Deze klinisch-wetenschappelijke analyse werd uitgevoerd conform de principes van Evidence Based Medicine (EBM), conform de gebruikelijke CTG procedure, gebaseerd op een analyse van de recente peer-reviewed literatuur ter zake, zoals weergegeven in het « Dag 60 » rapport van de CTG. Op basis van deze EBM analyse van de wetenschappelijke literatuur, opmerkingen van externe experten of opmerkingen vanuit de academische banken van de CTG, werden de vergoedingsvoorwaarden zelfs uitgebreid voor secundaire immuundeficiëntiestoornissen bij patiënten met hematologische maligniteiten (multiple myeloom of een chronische lymfatische leukemie), inclusief de patiënten met andere hematologische maligniteiten van de B-lymfocyten of een iatrogene B-cel deficiëntie door het gebruik van monoclonale antilichamen of van chemotherapie.

De aanpassing aan de geldende voorwaarden van de betrokken paragrafen van hoofdstuk IV van de lijst van de vergoedbare farmaceutische specialiteiten (§6790100 en §3410000) betrof dus het schrappen van de vergoedbaarheid voor verworven (secundaire) immuundeficiëntie door het gebrek aan klinisch-wetenschappelijke evidentie. Er werd geen enkele aanpassing doorgevoerd aan de sinds 1 januari 2014 geldende vergoedingsvoorwaarden voor primaire immuundeficiëntie (§6790100 en §3410000), vermits voor deze groep immunologische aandoeningen voldoende EBM evidentie bestaat (primaire immunodeficiëntie syndromen (PID) zijn het gevolg van intrinsieke defecten in het immuunsysteem).

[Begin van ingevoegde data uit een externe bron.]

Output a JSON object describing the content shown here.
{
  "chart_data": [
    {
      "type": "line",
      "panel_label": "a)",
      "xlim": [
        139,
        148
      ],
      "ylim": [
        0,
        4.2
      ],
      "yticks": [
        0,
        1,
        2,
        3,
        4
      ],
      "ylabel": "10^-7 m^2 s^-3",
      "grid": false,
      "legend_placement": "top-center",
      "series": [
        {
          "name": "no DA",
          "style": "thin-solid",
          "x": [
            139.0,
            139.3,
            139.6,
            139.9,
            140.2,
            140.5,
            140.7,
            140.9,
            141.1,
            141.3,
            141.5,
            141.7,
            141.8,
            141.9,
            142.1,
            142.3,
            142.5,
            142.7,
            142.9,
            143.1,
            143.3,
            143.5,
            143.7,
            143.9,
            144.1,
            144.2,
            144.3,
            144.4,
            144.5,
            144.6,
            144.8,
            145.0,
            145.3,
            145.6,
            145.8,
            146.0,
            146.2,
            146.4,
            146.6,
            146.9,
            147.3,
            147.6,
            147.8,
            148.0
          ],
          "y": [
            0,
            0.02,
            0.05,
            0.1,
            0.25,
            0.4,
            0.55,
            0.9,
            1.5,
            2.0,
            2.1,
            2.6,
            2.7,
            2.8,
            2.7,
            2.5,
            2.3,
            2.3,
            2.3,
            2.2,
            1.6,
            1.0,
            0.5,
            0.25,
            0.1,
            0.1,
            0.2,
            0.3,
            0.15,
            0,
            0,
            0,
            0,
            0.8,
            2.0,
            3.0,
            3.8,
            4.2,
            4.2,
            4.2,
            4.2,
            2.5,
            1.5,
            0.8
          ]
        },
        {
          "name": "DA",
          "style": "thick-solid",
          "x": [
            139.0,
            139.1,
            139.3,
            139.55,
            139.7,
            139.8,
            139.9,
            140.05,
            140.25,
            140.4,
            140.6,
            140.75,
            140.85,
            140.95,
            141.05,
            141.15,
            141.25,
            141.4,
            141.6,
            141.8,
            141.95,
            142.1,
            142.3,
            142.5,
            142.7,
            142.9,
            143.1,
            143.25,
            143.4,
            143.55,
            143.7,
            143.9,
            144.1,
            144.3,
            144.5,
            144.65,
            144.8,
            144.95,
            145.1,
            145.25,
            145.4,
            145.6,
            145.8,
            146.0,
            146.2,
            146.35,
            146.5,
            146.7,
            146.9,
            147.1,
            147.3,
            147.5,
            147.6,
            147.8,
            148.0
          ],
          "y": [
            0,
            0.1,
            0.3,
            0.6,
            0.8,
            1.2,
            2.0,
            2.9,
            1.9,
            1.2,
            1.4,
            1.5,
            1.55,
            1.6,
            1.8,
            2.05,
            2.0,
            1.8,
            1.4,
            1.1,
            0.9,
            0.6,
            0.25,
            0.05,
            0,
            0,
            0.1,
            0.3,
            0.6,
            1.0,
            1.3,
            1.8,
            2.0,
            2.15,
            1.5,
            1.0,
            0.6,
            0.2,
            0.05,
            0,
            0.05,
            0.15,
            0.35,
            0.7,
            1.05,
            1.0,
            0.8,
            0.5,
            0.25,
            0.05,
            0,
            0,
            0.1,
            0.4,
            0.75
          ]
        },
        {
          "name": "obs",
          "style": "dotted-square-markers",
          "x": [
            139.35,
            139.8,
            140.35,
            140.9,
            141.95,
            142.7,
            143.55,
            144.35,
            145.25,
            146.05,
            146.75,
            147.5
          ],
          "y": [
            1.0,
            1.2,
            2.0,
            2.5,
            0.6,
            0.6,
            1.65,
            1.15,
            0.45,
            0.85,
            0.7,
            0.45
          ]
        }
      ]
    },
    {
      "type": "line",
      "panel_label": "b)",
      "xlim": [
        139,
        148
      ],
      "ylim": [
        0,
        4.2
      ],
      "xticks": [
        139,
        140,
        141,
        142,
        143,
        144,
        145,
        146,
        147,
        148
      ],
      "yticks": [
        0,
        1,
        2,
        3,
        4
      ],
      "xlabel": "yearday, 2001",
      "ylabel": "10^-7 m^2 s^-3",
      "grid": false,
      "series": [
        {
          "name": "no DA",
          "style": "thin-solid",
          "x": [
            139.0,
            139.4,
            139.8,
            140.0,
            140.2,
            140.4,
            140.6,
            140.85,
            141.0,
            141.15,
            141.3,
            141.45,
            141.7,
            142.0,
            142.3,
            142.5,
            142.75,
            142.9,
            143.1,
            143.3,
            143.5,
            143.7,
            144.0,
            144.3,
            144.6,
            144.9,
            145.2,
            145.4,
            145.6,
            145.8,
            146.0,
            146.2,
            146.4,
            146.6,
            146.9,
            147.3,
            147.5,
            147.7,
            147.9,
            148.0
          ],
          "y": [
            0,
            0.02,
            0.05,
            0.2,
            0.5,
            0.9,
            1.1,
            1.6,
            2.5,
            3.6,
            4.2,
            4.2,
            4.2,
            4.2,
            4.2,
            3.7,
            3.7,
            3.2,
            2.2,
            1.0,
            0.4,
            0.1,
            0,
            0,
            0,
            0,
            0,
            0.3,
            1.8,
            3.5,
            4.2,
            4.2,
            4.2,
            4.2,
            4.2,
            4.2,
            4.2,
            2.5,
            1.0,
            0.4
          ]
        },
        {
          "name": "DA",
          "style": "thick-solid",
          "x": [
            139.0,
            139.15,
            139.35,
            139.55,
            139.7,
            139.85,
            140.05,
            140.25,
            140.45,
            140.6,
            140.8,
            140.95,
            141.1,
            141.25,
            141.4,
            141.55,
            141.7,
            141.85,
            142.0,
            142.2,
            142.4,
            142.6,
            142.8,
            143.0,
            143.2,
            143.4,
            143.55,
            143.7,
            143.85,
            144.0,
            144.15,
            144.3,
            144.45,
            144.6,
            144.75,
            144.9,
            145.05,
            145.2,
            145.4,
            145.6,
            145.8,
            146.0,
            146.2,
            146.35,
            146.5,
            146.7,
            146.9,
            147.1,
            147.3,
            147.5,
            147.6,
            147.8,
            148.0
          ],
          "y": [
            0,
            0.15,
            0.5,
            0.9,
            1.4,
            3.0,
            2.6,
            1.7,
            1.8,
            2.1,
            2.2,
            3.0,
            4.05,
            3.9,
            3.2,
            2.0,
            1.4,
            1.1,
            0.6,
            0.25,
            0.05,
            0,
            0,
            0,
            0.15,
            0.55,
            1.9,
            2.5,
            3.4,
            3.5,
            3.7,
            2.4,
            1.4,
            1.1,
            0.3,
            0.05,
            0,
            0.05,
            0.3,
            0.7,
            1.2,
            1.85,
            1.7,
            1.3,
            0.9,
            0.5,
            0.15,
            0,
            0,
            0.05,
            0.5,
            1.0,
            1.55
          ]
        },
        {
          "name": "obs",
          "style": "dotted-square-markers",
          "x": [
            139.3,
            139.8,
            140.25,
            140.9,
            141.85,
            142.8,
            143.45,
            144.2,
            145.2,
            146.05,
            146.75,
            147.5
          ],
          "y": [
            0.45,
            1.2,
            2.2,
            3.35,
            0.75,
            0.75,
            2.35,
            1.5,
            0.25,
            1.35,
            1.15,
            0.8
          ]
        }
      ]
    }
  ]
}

Voor de specialiteit Privigen betekent dit dus dat alle andere vergoedingsvoorwaarden (conform §6790100 en §6790400) onveranderd zijn gebleven.

2) Het kan niet worden uitgesloten dat een aantal van de patiënten die in het verleden een vergoedbaarheid genoten voor deze behandeling omwille van een secundaire immuundeficiëntie toch een onderliggende (al dan niet gekende primaire immuundeficiëntie) zouden kunnen hebben.

Het is de behandelende arts die op basis van een gefundeerde analyse dient te beslissen of er voldoende klinische argumenten zijn om een onderliggende en niet gekende primaire immuundeficiëntie te vermoeden en de patiënt door te verwijzen naar een collega van de Belgian Primary Immunodeficiency Group (BPIDG) of zijn bevindingen met zijn BPIDG collega te bespreken, conform de geldende procedure sinds 1 januari 2014. Het valt echter te verwachten dat slechts een minderheid van de betrokken patiënten hiervoor in aanmerking zal komen, maar exacte cijfers hierover zijn niet beschikbaar.

Aangezien de diagnose van een primaire immuundeficiëntie en de indicatiestelling tot behandeling met normale humane immuunglobulinen conform de vergoedingsvoorwaarden van kracht sinds 1 janauri 2014 dient te gebeuren en / of bevestigd door een arts die deel uitmaakt van BPIDG, mag de ziekenhuisapotheker « om reden van overmacht » de facturatie uitstellen tot op het moment dat de diagnose door deze arts wordt gesteld en / of bevestigd. Deze maatregel eindigt op 1 oktober 2017. Hierbij is het belangrijk om te benadrukken dat patiënten met een geldige machtiging van vergoedbaarheid voor een secundaire immuundeficiëntie, deze machtiging ook na 1 april 2017 blijven behouden, tot het aflopen van de machtiging na een maximale periode van twaalf maanden.

Aangezien het schrappen van de vergoedbaarheid voor verworven immuundeficiëntie berust op een grondige analyse door de CTG, en dit bovendien een niet geregistreerde indicatie van de betrokken specialiteiten betreft, is er geen reden om deze maatregel te herzien.